C'est dans l'Est que l'Office de l'eau enregistre les déficits les plus importants, pour les cours d'eau, avec une baisse de 65% sur le Bras Noir à la Plaine des Palmistes, 58% sur le Rivière Sainte-Suzanne et 50% sur le Bras Panon. Dans le Nord et le Sud, le niveau de la Rivière Saint-Denis baisse de 18 % et celui de la Rivière Langevin de 21 %.
Dans l'Ouest, la situation est particulière notamment dans le secteur du Tévelave ou la station de la source Dussac est la seule à être excédentaire (+76%) en février.
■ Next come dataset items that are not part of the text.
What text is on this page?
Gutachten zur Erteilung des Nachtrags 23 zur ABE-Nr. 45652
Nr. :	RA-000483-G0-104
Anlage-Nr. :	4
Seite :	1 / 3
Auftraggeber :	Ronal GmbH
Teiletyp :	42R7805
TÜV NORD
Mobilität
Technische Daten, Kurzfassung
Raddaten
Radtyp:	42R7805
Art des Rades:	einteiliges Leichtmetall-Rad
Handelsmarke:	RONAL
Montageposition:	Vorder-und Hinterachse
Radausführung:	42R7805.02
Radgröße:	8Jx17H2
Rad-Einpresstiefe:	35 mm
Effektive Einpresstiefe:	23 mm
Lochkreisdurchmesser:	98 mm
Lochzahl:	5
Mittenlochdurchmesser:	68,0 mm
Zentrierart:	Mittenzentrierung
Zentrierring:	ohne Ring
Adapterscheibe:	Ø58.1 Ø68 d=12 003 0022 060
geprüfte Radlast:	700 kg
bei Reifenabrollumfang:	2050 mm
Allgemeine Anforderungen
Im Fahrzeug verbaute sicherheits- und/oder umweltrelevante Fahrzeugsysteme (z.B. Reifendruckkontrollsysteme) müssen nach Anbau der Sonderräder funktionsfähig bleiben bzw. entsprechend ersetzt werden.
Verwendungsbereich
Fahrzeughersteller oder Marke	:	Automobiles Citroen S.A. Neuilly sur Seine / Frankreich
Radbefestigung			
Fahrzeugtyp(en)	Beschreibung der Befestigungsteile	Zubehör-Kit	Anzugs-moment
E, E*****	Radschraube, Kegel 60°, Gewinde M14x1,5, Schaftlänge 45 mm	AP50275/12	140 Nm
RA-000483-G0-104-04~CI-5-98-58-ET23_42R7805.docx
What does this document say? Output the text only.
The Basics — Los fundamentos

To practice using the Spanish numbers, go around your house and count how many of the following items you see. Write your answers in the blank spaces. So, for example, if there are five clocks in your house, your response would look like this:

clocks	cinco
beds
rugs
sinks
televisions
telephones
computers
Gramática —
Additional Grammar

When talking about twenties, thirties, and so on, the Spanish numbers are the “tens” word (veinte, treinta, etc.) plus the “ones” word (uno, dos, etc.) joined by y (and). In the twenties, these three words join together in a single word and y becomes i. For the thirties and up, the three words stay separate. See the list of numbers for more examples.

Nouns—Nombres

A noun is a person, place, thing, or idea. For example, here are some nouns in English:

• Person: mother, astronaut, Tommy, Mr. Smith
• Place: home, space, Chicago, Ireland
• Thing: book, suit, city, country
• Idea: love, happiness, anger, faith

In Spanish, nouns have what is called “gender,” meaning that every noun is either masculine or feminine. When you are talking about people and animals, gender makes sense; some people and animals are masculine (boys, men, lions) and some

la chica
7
En ce qui concerne les nappes, les niveaux piézométriques (niveau atteint par l’eau en un point et à un instant donné dans un tube atteignant la nappe) sont en hausse sur la majorité des forages en février. Mais malgré cette augmentation conjoncturelle, liée à Bejisa,  le département reste marqué par des déficits qui, selon l'Office de l'eau, " témoignent de l'importance des lacunes accumulées depuis 2011 ".

 
 

Qu’est-ce que la piézométrie ?

Afin de connaitre l’état de la ressource en eau en termes de quantité, il est indispensable de surveiller la profondeur de la surface des nappes (niveau piézométrique).

Elle peut être mesurée ponctuellement par une sonde manuelle, ou régulièrement à l’aide d’enregistreur automatique, avec données télétransmises pour le plus perfectionné. Les mesures sont réalisées dans des forages, puits ou piézomètres.

La piézométrie est la mesure de profondeur de la surface de la nappe d’eau souterraine. Elle est exprimée soit par rapport au sol en m, soit par rapport à l’altitude zéro du niveau de la mer en m NGF (Nivellement Général Français).